The men had to be resourceful for something to drink. Alvarenga would catch birds that rested on the boat in the middle of the ocean.

"We cut their throats and drank their blood,” Alvarenga said. “It made us feel better."

Córdoba and Alvarenga ate all they could of the birds they caught, except for the stomachs.

The men used the ocean as a food source. They spaced out out the days with different food sources because the ocean was unpredictable. Some days they ate fish. Other days small sharks, seaweed or sea turtles.

The pair tried to remain patient, but it was difficult for Córdoba to do.

"He would cry a lot, talking about his mama, eating tortillas and drinking something cold. I helped him as much as I could. I would hug him. I told him, 'We'll be rescued soon. We'll hit an island soon.' But he would sometimes get violent, screaming that we were going to die."

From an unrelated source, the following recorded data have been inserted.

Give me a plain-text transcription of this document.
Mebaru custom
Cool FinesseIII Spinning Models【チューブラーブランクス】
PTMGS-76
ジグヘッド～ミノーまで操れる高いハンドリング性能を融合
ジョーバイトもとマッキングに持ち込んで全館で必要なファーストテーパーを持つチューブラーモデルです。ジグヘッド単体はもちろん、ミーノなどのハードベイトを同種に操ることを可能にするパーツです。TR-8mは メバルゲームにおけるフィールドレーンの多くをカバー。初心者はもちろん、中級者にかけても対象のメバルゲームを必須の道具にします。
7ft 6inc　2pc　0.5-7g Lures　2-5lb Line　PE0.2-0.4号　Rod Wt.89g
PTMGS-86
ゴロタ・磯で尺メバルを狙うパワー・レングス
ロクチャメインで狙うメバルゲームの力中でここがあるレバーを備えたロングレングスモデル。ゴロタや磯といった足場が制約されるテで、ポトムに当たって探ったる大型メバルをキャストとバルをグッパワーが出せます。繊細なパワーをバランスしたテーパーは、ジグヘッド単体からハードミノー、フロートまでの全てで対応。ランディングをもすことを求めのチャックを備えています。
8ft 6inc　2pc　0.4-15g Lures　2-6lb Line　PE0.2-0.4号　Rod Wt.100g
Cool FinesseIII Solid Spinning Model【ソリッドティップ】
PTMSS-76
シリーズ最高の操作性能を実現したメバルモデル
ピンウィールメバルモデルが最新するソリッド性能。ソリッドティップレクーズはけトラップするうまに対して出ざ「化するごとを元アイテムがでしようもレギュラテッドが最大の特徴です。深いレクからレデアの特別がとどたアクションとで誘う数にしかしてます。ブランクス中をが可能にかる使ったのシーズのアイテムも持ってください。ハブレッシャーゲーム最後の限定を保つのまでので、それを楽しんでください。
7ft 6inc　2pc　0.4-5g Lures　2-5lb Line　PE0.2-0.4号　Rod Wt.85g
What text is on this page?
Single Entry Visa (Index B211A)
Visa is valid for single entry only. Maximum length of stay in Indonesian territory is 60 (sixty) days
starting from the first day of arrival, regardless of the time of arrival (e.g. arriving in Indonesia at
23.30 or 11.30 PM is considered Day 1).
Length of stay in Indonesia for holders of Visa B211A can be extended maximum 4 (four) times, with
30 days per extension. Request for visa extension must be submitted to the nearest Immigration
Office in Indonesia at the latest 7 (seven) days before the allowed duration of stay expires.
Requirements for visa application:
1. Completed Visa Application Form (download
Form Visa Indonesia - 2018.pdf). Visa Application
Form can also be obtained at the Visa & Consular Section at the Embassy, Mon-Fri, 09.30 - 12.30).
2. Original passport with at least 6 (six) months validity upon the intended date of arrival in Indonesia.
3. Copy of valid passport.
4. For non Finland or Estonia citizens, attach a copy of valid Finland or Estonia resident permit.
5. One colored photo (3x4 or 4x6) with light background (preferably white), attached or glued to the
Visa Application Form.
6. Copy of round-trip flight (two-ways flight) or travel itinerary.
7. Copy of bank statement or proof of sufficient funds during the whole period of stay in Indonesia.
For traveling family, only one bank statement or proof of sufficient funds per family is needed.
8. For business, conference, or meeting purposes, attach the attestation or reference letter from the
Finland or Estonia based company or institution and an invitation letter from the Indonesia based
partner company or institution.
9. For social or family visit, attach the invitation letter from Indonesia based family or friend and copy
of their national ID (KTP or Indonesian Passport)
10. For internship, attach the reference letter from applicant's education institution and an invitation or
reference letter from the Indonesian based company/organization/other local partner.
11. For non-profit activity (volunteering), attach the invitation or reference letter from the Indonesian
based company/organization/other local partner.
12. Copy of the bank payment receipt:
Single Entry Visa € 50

Córdoba grew less impatient as his health declined. He died while he and Alvarenga took cover under the icebox while it rained.

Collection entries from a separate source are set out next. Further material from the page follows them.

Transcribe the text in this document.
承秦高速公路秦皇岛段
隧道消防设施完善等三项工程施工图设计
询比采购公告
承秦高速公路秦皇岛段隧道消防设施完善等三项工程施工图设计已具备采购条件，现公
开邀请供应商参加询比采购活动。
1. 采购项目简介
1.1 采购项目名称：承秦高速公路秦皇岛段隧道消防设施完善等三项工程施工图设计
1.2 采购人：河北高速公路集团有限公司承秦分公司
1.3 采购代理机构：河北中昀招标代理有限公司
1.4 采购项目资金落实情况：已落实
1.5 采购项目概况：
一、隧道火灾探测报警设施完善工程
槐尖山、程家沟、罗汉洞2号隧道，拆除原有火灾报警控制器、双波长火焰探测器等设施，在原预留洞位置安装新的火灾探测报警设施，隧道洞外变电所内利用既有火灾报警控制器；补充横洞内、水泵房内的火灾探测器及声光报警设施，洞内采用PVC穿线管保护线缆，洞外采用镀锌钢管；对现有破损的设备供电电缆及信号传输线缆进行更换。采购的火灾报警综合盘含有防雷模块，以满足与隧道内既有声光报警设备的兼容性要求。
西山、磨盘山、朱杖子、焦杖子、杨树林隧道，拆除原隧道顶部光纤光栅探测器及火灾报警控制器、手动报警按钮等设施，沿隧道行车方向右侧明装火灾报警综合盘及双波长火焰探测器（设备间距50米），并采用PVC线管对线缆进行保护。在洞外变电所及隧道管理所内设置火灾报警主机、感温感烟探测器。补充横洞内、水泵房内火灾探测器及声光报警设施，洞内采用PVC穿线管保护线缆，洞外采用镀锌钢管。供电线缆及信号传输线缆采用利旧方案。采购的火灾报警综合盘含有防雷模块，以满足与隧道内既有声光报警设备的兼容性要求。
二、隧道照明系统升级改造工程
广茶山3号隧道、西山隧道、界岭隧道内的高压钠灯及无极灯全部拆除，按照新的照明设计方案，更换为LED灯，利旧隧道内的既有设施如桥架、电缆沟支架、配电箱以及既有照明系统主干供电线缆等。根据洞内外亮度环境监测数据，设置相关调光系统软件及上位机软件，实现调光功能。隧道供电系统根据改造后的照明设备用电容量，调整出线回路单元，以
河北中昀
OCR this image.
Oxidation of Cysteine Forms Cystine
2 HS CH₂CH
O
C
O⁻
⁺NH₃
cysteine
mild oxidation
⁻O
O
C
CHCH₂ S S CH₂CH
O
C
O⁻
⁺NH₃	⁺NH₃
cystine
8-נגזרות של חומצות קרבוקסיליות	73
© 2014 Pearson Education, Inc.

"We said our goodbyes,” Alvarenga said. “He wasn't in pain. He was calm. He didn't suffer."

Alvarenga grew jealous of Córdoba as he continued to be lost at sea alone. He recalls asking his friend’s corpse, “Why wasn't it both of us? Why am I the one who continues to suffer?"

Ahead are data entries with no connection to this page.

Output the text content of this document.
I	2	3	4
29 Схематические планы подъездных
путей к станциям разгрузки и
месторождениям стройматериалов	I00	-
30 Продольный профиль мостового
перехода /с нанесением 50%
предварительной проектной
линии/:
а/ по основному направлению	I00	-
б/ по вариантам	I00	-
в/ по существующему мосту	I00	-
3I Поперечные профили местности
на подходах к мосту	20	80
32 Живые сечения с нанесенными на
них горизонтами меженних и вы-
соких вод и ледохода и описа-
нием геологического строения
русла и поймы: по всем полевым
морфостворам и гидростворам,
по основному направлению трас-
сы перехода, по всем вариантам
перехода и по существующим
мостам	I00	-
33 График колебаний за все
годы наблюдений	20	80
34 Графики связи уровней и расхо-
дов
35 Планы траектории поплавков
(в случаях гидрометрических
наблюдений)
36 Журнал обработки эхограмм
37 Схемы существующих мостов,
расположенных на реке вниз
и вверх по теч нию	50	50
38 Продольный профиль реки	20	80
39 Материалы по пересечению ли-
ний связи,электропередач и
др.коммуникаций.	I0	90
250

Alvarenga considered suicide, but his faith in God stopped him. He prayed and sang hymns while he waited on the boat, hoping a passing ship would see him, but none came.

"I would signal them and nothing would happen," he said. "But I thought God will determine which boat will save me."

Alvarenga knew he was near land when he saw mountains. He jumped out the boat and swam to shore.

"I hit the ground first,” he said. "My boat hit the ground second. I felt the waves, I felt the sand, and I felt the shore. I was so happy that I fainted on the sand. I didn't care if I died at that point. I was so relieved. I knew at that point I didn't have to eat any more fish if I didn't want to."

Residents on what was one of the  Marshall Island did not speak Spanish, so Alvarenga communicated nonverbally. He was given water but began to bloat and was taken to the hospital.

Alvarenga faced heavy media attention and skeptics from his story, but it is the ocean that bothers him the most.

"I'm afraid," he says. "There are still nights when I can't sleep. The ocean keeps haunting me."

Alvarenga sees a therapist, who is encouraging him to get back in the water.

Despite Alvarenga’s past and current challenges, he is grateful.

"I'm happy to be alive. I'm happy to be with my family. I'm proud to be what I am. I am simply glad I'm here."